Personalized learning solutions helps students develop math skills — and enjoy it, too
Dean Deaver’s fourth-grade classroom was struggling with math. His students at Monroe Elementary School in Riverside, California hadn’t benefited from the curriculum the school had used for the past few years, showing little improvement in state tests or in their day-to-day assignments. Many of his 30 students required extra support due to cognitive learning problems or issues at home, and even more were discouraged from consistently testing at a second-grade level. Deaver needed a solution.
A program for all
In 2015, a math instructional coach told Deaver about Redbird Mathematics, a personalized learning solution for K6 students. Developed by Stanford University researchers, Redbird Mathematics continually assesses a student’s understanding and assigns content to individually customize their learning trajectory, whether they’re struggling or need to be challenged beyond their grade level.
Encouraged by this personalized curriculum, Deaver’s district approved an eight-week pilot program for the 2015-16 school year, and he got to work implementing the program.

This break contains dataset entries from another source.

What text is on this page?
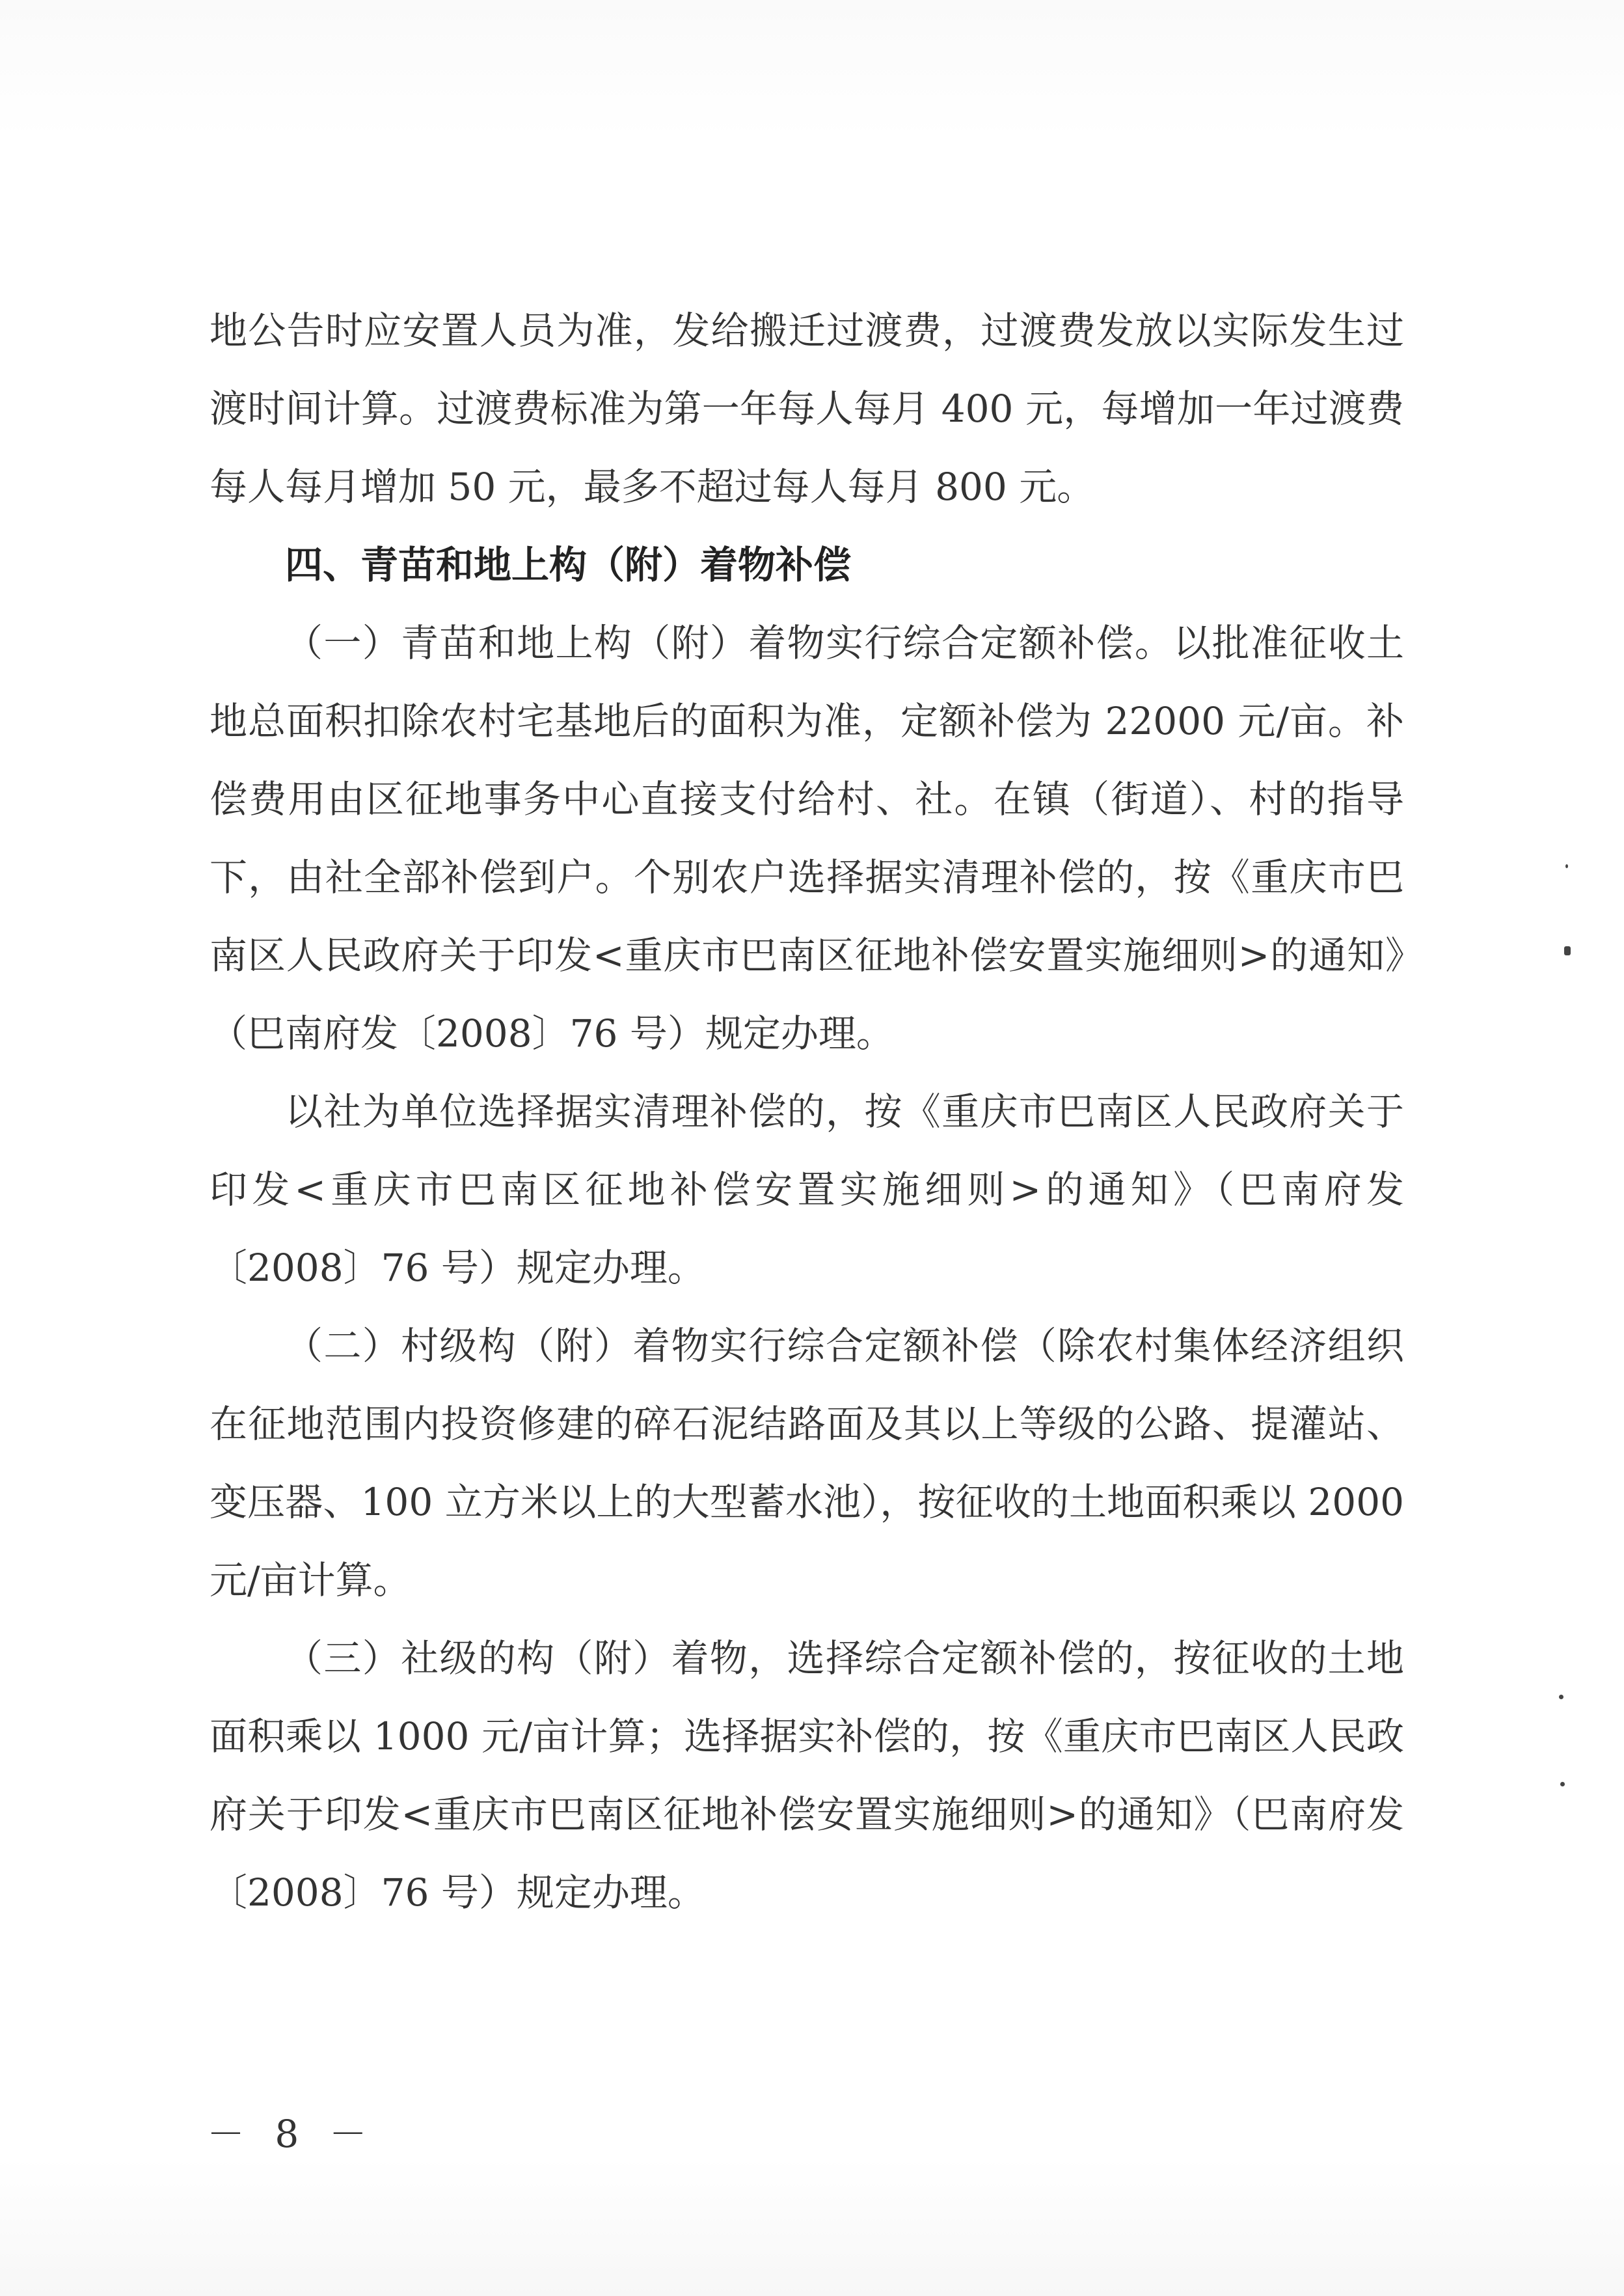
地公告时应安置人员为准，发给搬迁过渡费，过渡费发放以实际发生过渡时间计算。过渡费标准为第一年每人每月 400 元，每增加一年过渡费每人每月增加 50 元，最多不超过每人每月 800 元。

四、青苗和地上构（附）着物补偿

（一）青苗和地上构（附）着物实行综合定额补偿。以批准征收土地总面积扣除农村宅基地后的面积为准，定额补偿为 22000 元/亩。补偿费用由区征地事务中心直接支付给村、社。在镇（街道）、村的指导下，由社全部补偿到户。个别农户选择据实清理补偿的，按《重庆市巴南区人民政府关于印发<重庆市巴南区征地补偿安置实施细则>的通知》（巴南府发〔2008〕76 号）规定办理。

以社为单位选择据实清理补偿的，按《重庆市巴南区人民政府关于印发<重庆市巴南区征地补偿安置实施细则>的通知》（巴南府发〔2008〕76 号）规定办理。

（二）村级构（附）着物实行综合定额补偿（除农村集体经济组织在征地范围内投资修建的碎石泥结路面及其以上等级的公路、提灌站、变压器、100 立方米以上的大型蓄水池），按征收的土地面积乘以 2000 元/亩计算。

（三）社级的构（附）着物，选择综合定额补偿的，按征收的土地面积乘以 1000 元/亩计算；选择据实补偿的，按《重庆市巴南区人民政府关于印发<重庆市巴南区征地补偿安置实施细则>的通知》（巴南府发〔2008〕76 号）规定办理。

－ 8 －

Deaver didn’t have to wait long to see that Redbird was making a difference in his classroom. The games and videos immediately engaged students, offering a dynamic alternative to simply typing an answer and moving on to the next question. “It was engaging, it was rigorous and the students wanted to do it,” says Deaver. As he implemented the pilot program, Redbird offered Deaver extra support. He had several videoconferences with Redbird representatives to understand how to set up the platform, maximize its benefits in the classroom and interpret student data. “It was everything that I had initially thought it would be, and even more. Across the board, the students were very much engaged and excited about it. And they were learning,” says Deaver.
Bringing math to life
It wasn’t long ago that Deaver’s students couldn’t appreciate how the math they were learning in the classroom applied to real life. While using Redbird, students encountered real-world application problems at the end of each unit. They would learn something new and then would be introduced to someone who uses that math in real life, or would be posed with a real-life situation that required problem-solving.
But students didn’t just see how their lessons might manifest themselves in different careers and scenarios—they also learned the language to talk about their approach to math. Deaver found that his students approached problems differently than they did before, thinking through a problem as opposed to just solving it.
“My students now have a vocabulary to explain, ‘Oh, I did this, and then I tried this.’ They think it through,” says Deaver.
He found these conversations to be the most powerful. When faced with a new problem to solve, students could interpret what the question was asking, what they really wanted and how best to solve it.
Multiple district-level administrators witnessed the program’s benefits firsthand and were impressed by student work and enthusiasm. Most notably, many of Deaver’s students showed greater self-confidence in math and in the classroom. Because Redbird Mathematics allowed them to see the progress they made, many students were more concerned about tracking their improvement than their individual learning level, which, as Deaver found, made all the difference.